Among the top tier handset-makers, the two Korean brands have consistently outperformed the market during the downturn, and LG is targeting ambitious growth of 20% in unit terms, both for the current year and 2010.
However, Skott Ahn, CEO of LG Mobile Communications, is well aware of the key cellphone challenge of 2010 - the shift of the smartphone from being a premium device to a mass market, keenly-priced one.
Though LG, with its traditional strength in the midrange, should be well-positioned, it has lagged behind rivals in delivering strong models that sport open operating systems and applications platforms - its real killer phones still run its own proprietary system.
However, it will benefit from its experience of creating the economics and supply chain to prosper in the low-margin reaches of the industry - and many observers expect its profit patterns to be better than those of most competitors.
This is because, while Android and Symbian phones may look increasingly alike, and will be forced to compete on price, LG is currently strong in creating highly differentiated handsets for which certain user groups will pay a higher price - even if they are not open OS.
The new Chocolate 2 (BL40) hopes to be one of those, with its innovative widescreen being heavily marketed in Europe, though the US has so far only given a carrier deal to the lower end Chocolate Touch (launching at Verizon Wireless this month).
Ahn was in Hong Kong to launch the Chocolate 2, the fourth in LG's most successful range ever, the Black Label Series. But he expects sales of Black Label models to be flat next year at around 10 million units (the series has sold 36 million units since the first Chocolate shipped in mid-2006).
While Ahn told the Wall Street Journal he thought LG's margins would not suffer as much as many from the coming smartphone price war, he predicted that LG's average phone price, currently around $139, could go down to $110.
Both the Koreans have similar strategies of spreading their bets widely, targeting huge numbers at the low end and for certain key midrange brands, and increasingly unleashing a few superphones to top up the margin (Samsung's gigahertz Jet, for instance, or LG's 12-megapixel Louvre).

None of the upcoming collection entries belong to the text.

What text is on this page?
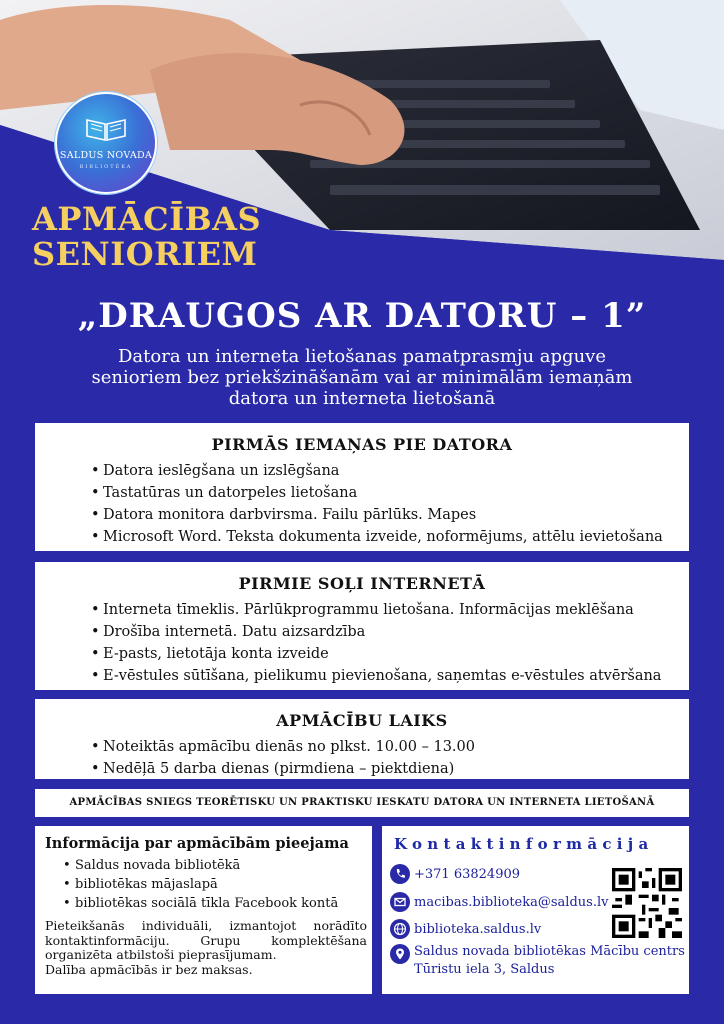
SALDUS NOVADA
BIBLIOTĒKA
APMĀCĪBAS
SENIORIEM
„DRAUGOS AR DATORU – 1”
Datora un interneta lietošanas pamatprasmju apguve
senioriem bez priekšzināšanām vai ar minimālām iemaņām
datora un interneta lietošanā
PIRMĀS IEMAŅAS PIE DATORA
• Datora ieslēgšana un izslēgšana
• Tastatūras un datorpeles lietošana
• Datora monitora darbvirsma. Failu pārlūks. Mapes
• Microsoft Word. Teksta dokumenta izveide, noformējums, attēlu ievietošana
PIRMIE SOĻI INTERNETĀ
• Interneta tīmeklis. Pārlūkprogrammu lietošana. Informācijas meklēšana
• Drošība internetā. Datu aizsardzība
• E-pasts, lietotāja konta izveide
• E-vēstules sūtīšana, pielikumu pievienošana, saņemtas e-vēstules atvēršana
APMĀCĪBU LAIKS
• Noteiktās apmācību dienās no plkst. 10.00 – 13.00
• Nedēļā 5 darba dienas (pirmdiena – piektdiena)
APMĀCĪBAS SNIEGS TEORĒTISKU UN PRAKTISKU IESKATU DATORA UN INTERNETA LIETOŠANĀ
Informācija par apmācībām pieejama
• Saldus novada bibliotēkā
• bibliotēkas mājaslapā
• bibliotēkas sociālā tīkla Facebook kontā

Pieteikšanās individuāli, izmantojot norādīto kontaktinformāciju. Grupu komplektēšana organizēta atbilstoši pieprasījumam.

Dalība apmācībās ir bez maksas.

Kontaktinformācija
+371 63824909
macibas.biblioteka@saldus.lv
biblioteka.saldus.lv
Saldus novada bibliotēkas Mācību centrs
Tūristu iela 3, Saldus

Samsung's rise in market share during the third quarter shows that it is currently achieving its goals more effectively than its compatriot, leveraging its growing scale as it hits the 20% global share figure.
This week it boasted that its midrange touchscreen phone, the Star, had become its latest to cross the 10 million sales mark, just six months after its release. The Star, or S5230, reached this point more quickly than any Samsung phone before it, and becomes the sixth of the company's handsets to claim the accolade.
The Star has sold half its units in Europe, where it launched first, and has also been a strong performer in Latin America (1.6 million), Russia/CIS (900,000) and China (800,000).
“We've entered the era where full touchscreen mobiles are mainstream devices,” commented Young-hee Lee, VP of marketing for the mobile communications division. “Samsung is aiming to take the lead in the global touchscreen market with our diverse product line-up and customized, unique marketing approach.”
Other Samsung phones to join the 10 million-seller club include the E250 slider, which took 10 months to hit those volumes in 2006-7; the first model to reach the magic number, the T-100 clamshell in 2003; and the E700, D500 and J700.